Fig. 6

a Immunoblot analysis of nickel-His purification of CnVA-REEP5 from transfected HEK293 cells shows stable expression of CnVA-REEP5 and successful immunoprecipitation of CnVA-REEP5 monomer (~34 kDa) and dimer (~68 kDa). b Identification of known SR/ER-shaping proteins as REEP5 interacting proteins by mass spectrometry analysis. Average precursor MS1 peak areas (peptide m/z signal) as defined by iBAQ (intensity based absolute quantification) are shown, n = 3 independent mass spectrometry runs. To calculate fold change, average null values (n.d.—not detected) were inputted with a value of 10. RTN reticulon, ATL atlastin, CKAP4 cytoskeleton-associated protein 4, ACTC1 alpha cardiac muscle actin 1, MYL6 myosin light chain 6, GAPDH glyceraldehyde-3-phosphate dehydrogenase.
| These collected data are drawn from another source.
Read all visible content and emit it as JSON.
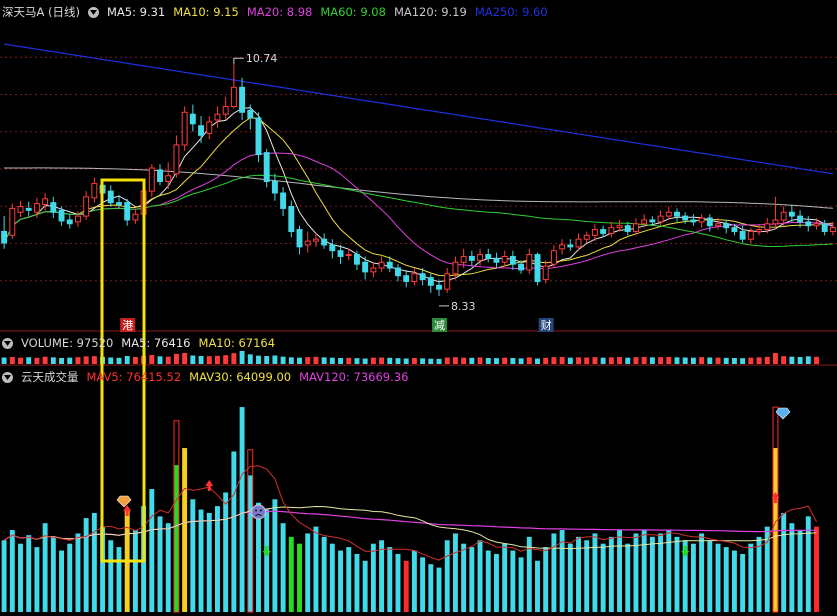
{
  "colors": {
    "up": "#ff3b3b",
    "down": "#42d9e8",
    "ma5": "#e8e8e8",
    "ma10": "#f0e040",
    "ma20": "#e040e0",
    "ma60": "#30d030",
    "ma120": "#b8b8b8",
    "ma250": "#2030e0",
    "grid": "#7a1a1a",
    "highlight": "#f5e00a",
    "bar_red": "#ff2a2a",
    "bar_yellow": "#f5d020",
    "bar_green": "#22dd22",
    "bar_cyan": "#42d9e8",
    "mav_line": "#d23030",
    "mav30_line": "#e8e8a0",
    "mav120_line": "#e040e0"
  },
  "price_panel": {
    "title": "深天马A (日线)",
    "ma_labels": [
      "MA5: 9.31",
      "MA10: 9.15",
      "MA20: 8.98",
      "MA60: 9.08",
      "MA120: 9.19",
      "MA250: 9.60"
    ],
    "ma_colors": [
      "#e8e8e8",
      "#f0e040",
      "#e040e0",
      "#30d030",
      "#c8c8c8",
      "#2030e0"
    ],
    "high_label": "10.74",
    "low_label": "8.33",
    "event_tags": [
      {
        "text": "港",
        "bg": "#c42020"
      },
      {
        "text": "减",
        "bg": "#2a8a3a"
      },
      {
        "text": "财",
        "bg": "#24447a"
      }
    ]
  },
  "volume_panel": {
    "title": "VOLUME: 97520",
    "labels": [
      "MA5: 76416",
      "MA10: 67164"
    ],
    "label_colors": [
      "#e8e8e8",
      "#f0e040"
    ]
  },
  "indicator_panel": {
    "title": "云天成交量",
    "labels": [
      "MAV5: 76415.52",
      "MAV30: 64099.00",
      "MAV120: 73669.36"
    ],
    "label_colors": [
      "#ff3030",
      "#f0e040",
      "#e040e0"
    ]
  },
  "chart_data": [
    {
      "type": "candlestick",
      "title": "深天马A (日线)",
      "annotations": [
        {
          "label": "10.74",
          "type": "high"
        },
        {
          "label": "8.33",
          "type": "low"
        }
      ],
      "candles": [
        [
          9.0,
          8.88,
          9.16,
          8.82
        ],
        [
          8.96,
          9.24,
          9.29,
          8.92
        ],
        [
          9.2,
          9.26,
          9.32,
          9.15
        ],
        [
          9.24,
          9.22,
          9.31,
          9.16
        ],
        [
          9.2,
          9.29,
          9.35,
          9.14
        ],
        [
          9.28,
          9.34,
          9.4,
          9.22
        ],
        [
          9.3,
          9.2,
          9.36,
          9.14
        ],
        [
          9.22,
          9.11,
          9.26,
          9.06
        ],
        [
          9.12,
          9.08,
          9.18,
          9.03
        ],
        [
          9.1,
          9.16,
          9.21,
          9.05
        ],
        [
          9.16,
          9.36,
          9.42,
          9.12
        ],
        [
          9.35,
          9.5,
          9.56,
          9.3
        ],
        [
          9.48,
          9.4,
          9.54,
          9.34
        ],
        [
          9.42,
          9.3,
          9.48,
          9.26
        ],
        [
          9.3,
          9.28,
          9.38,
          9.24
        ],
        [
          9.3,
          9.12,
          9.34,
          9.06
        ],
        [
          9.12,
          9.18,
          9.24,
          9.08
        ],
        [
          9.18,
          9.42,
          9.48,
          9.12
        ],
        [
          9.42,
          9.66,
          9.7,
          9.36
        ],
        [
          9.64,
          9.52,
          9.7,
          9.48
        ],
        [
          9.52,
          9.58,
          9.72,
          9.44
        ],
        [
          9.6,
          9.9,
          10.0,
          9.56
        ],
        [
          9.9,
          10.24,
          10.3,
          9.84
        ],
        [
          10.22,
          10.12,
          10.32,
          10.04
        ],
        [
          10.1,
          10.0,
          10.2,
          9.92
        ],
        [
          10.02,
          10.14,
          10.2,
          9.96
        ],
        [
          10.16,
          10.22,
          10.3,
          10.08
        ],
        [
          10.22,
          10.3,
          10.4,
          10.16
        ],
        [
          10.3,
          10.5,
          10.74,
          10.28
        ],
        [
          10.5,
          10.24,
          10.6,
          10.16
        ],
        [
          10.26,
          10.18,
          10.32,
          10.06
        ],
        [
          10.18,
          9.8,
          10.24,
          9.72
        ],
        [
          9.82,
          9.52,
          9.86,
          9.46
        ],
        [
          9.52,
          9.4,
          9.6,
          9.32
        ],
        [
          9.4,
          9.24,
          9.46,
          9.16
        ],
        [
          9.26,
          9.0,
          9.32,
          8.94
        ],
        [
          9.02,
          8.84,
          9.06,
          8.76
        ],
        [
          8.86,
          8.9,
          9.0,
          8.78
        ],
        [
          8.9,
          8.92,
          8.98,
          8.84
        ],
        [
          8.92,
          8.86,
          8.98,
          8.82
        ],
        [
          8.86,
          8.8,
          8.92,
          8.72
        ],
        [
          8.8,
          8.74,
          8.86,
          8.66
        ],
        [
          8.76,
          8.76,
          8.82,
          8.7
        ],
        [
          8.76,
          8.66,
          8.8,
          8.6
        ],
        [
          8.68,
          8.58,
          8.74,
          8.5
        ],
        [
          8.58,
          8.62,
          8.68,
          8.52
        ],
        [
          8.62,
          8.68,
          8.74,
          8.58
        ],
        [
          8.68,
          8.62,
          8.74,
          8.58
        ],
        [
          8.62,
          8.54,
          8.66,
          8.48
        ],
        [
          8.54,
          8.48,
          8.6,
          8.42
        ],
        [
          8.48,
          8.56,
          8.62,
          8.44
        ],
        [
          8.56,
          8.5,
          8.62,
          8.44
        ],
        [
          8.52,
          8.44,
          8.56,
          8.36
        ],
        [
          8.44,
          8.4,
          8.5,
          8.33
        ],
        [
          8.4,
          8.56,
          8.62,
          8.36
        ],
        [
          8.56,
          8.68,
          8.74,
          8.5
        ],
        [
          8.68,
          8.74,
          8.82,
          8.62
        ],
        [
          8.74,
          8.7,
          8.8,
          8.64
        ],
        [
          8.7,
          8.76,
          8.82,
          8.64
        ],
        [
          8.76,
          8.72,
          8.82,
          8.68
        ],
        [
          8.72,
          8.68,
          8.78,
          8.62
        ],
        [
          8.68,
          8.74,
          8.8,
          8.64
        ],
        [
          8.74,
          8.66,
          8.8,
          8.6
        ],
        [
          8.66,
          8.6,
          8.7,
          8.56
        ],
        [
          8.6,
          8.76,
          8.82,
          8.56
        ],
        [
          8.76,
          8.48,
          8.78,
          8.44
        ],
        [
          8.5,
          8.64,
          8.7,
          8.46
        ],
        [
          8.66,
          8.8,
          8.86,
          8.62
        ],
        [
          8.82,
          8.86,
          8.92,
          8.76
        ],
        [
          8.86,
          8.84,
          8.92,
          8.8
        ],
        [
          8.84,
          8.92,
          8.98,
          8.8
        ],
        [
          8.92,
          8.96,
          9.0,
          8.88
        ],
        [
          8.96,
          9.02,
          9.08,
          8.9
        ],
        [
          9.02,
          8.98,
          9.06,
          8.94
        ],
        [
          8.98,
          9.04,
          9.1,
          8.94
        ],
        [
          9.04,
          9.06,
          9.12,
          9.0
        ],
        [
          9.06,
          9.0,
          9.1,
          8.96
        ],
        [
          9.0,
          9.08,
          9.14,
          8.96
        ],
        [
          9.08,
          9.12,
          9.18,
          9.04
        ],
        [
          9.12,
          9.1,
          9.16,
          9.06
        ],
        [
          9.1,
          9.16,
          9.22,
          9.06
        ],
        [
          9.16,
          9.2,
          9.26,
          9.12
        ],
        [
          9.2,
          9.16,
          9.24,
          9.1
        ],
        [
          9.16,
          9.12,
          9.2,
          9.08
        ],
        [
          9.12,
          9.1,
          9.18,
          9.06
        ],
        [
          9.1,
          9.14,
          9.18,
          9.04
        ],
        [
          9.14,
          9.06,
          9.18,
          9.0
        ],
        [
          9.06,
          9.08,
          9.14,
          9.02
        ],
        [
          9.08,
          9.04,
          9.12,
          8.98
        ],
        [
          9.04,
          9.0,
          9.08,
          8.96
        ],
        [
          9.0,
          8.92,
          9.06,
          8.88
        ],
        [
          8.92,
          9.0,
          9.04,
          8.88
        ],
        [
          9.0,
          9.02,
          9.08,
          8.96
        ],
        [
          9.02,
          9.08,
          9.14,
          8.98
        ],
        [
          9.08,
          9.12,
          9.36,
          9.04
        ],
        [
          9.12,
          9.2,
          9.26,
          9.06
        ],
        [
          9.2,
          9.16,
          9.28,
          9.1
        ],
        [
          9.16,
          9.1,
          9.22,
          9.04
        ],
        [
          9.1,
          9.06,
          9.16,
          9.0
        ],
        [
          9.06,
          9.08,
          9.14,
          9.02
        ],
        [
          9.08,
          9.0,
          9.12,
          8.96
        ],
        [
          9.0,
          9.04,
          9.1,
          8.96
        ]
      ],
      "ma5_last": 9.31,
      "ma10_last": 9.15,
      "ma20_last": 8.98,
      "ma60_last": 9.08,
      "ma120_last": 9.19,
      "ma250_last": 9.6
    },
    {
      "type": "bar",
      "title": "云天成交量",
      "values": [
        42,
        48,
        40,
        45,
        38,
        52,
        44,
        36,
        40,
        46,
        55,
        58,
        50,
        42,
        38,
        60,
        48,
        62,
        72,
        56,
        52,
        86,
        96,
        66,
        60,
        58,
        62,
        70,
        94,
        120,
        80,
        64,
        60,
        66,
        52,
        44,
        40,
        46,
        50,
        44,
        40,
        36,
        38,
        34,
        30,
        40,
        42,
        38,
        34,
        30,
        36,
        32,
        28,
        26,
        42,
        46,
        40,
        38,
        42,
        36,
        34,
        40,
        36,
        32,
        44,
        30,
        38,
        46,
        48,
        40,
        44,
        42,
        46,
        40,
        44,
        48,
        40,
        46,
        48,
        44,
        46,
        48,
        44,
        42,
        40,
        46,
        42,
        40,
        38,
        36,
        34,
        40,
        44,
        50,
        96,
        58,
        52,
        48,
        56,
        50
      ],
      "colors": [
        "c",
        "c",
        "c",
        "c",
        "c",
        "c",
        "c",
        "c",
        "c",
        "c",
        "c",
        "c",
        "c",
        "c",
        "c",
        "y",
        "c",
        "c",
        "c",
        "c",
        "c",
        "g",
        "y",
        "c",
        "c",
        "c",
        "c",
        "c",
        "c",
        "c",
        "c",
        "c",
        "c",
        "c",
        "c",
        "g",
        "g",
        "c",
        "c",
        "c",
        "c",
        "c",
        "c",
        "c",
        "c",
        "c",
        "c",
        "c",
        "c",
        "r",
        "c",
        "c",
        "c",
        "c",
        "c",
        "c",
        "c",
        "c",
        "c",
        "c",
        "c",
        "c",
        "c",
        "c",
        "c",
        "c",
        "c",
        "c",
        "c",
        "c",
        "c",
        "c",
        "c",
        "c",
        "c",
        "c",
        "c",
        "c",
        "c",
        "c",
        "c",
        "c",
        "c",
        "c",
        "c",
        "c",
        "c",
        "c",
        "c",
        "c",
        "c",
        "c",
        "c",
        "c",
        "y",
        "c",
        "c",
        "c",
        "c",
        "r"
      ],
      "series": [
        {
          "name": "MAV5"
        },
        {
          "name": "MAV30"
        },
        {
          "name": "MAV120"
        }
      ]
    }
  ]
}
Asterisks indicate a statistically significant p value in a Tukey’s multiple comparison analysis where *p < 0.05. c RNASeq analysis of the RTN, ATL families of proteins, and CKAP4 in human fetal heart and adult heart tissue data using data from Human Protein Atlas. d Immunoblot analysis of nickel-His REEP5 immunoprecipitation lysates for RTN4/Nogo-A/B, ATL3, and CKAP4, n = 3. e HEK293 cells were transfected with myc-tagged Nogo-A and Nogo-B plasmids and detected with myc and α-tubulin antibodies. f Co-immunoprecipitation assay of cotransfected HEK293 cells with anti-REEP5 antibody (left panel) and anti-RTN4/Nogo-A/B antibody (right panel) demonstrated interaction between REEP5 and RTN4, n = 3. Eluates were collected on ice and loaded directly for blotting, or samples were boiled prior to blotting. g–j Co-immunoprecipitation and reverse order co-immunoprecipitation assays with g anti-REEP5, h anti-RTN4/Nogo-A/B, i anti-ATL3, and j anti-CKAP4 antibodies in adult mouse cardiac microsomes (input), followed by immunoblots analysis, n = 5. Source data containing original uncropped immunoblots are provided as a Source Data file.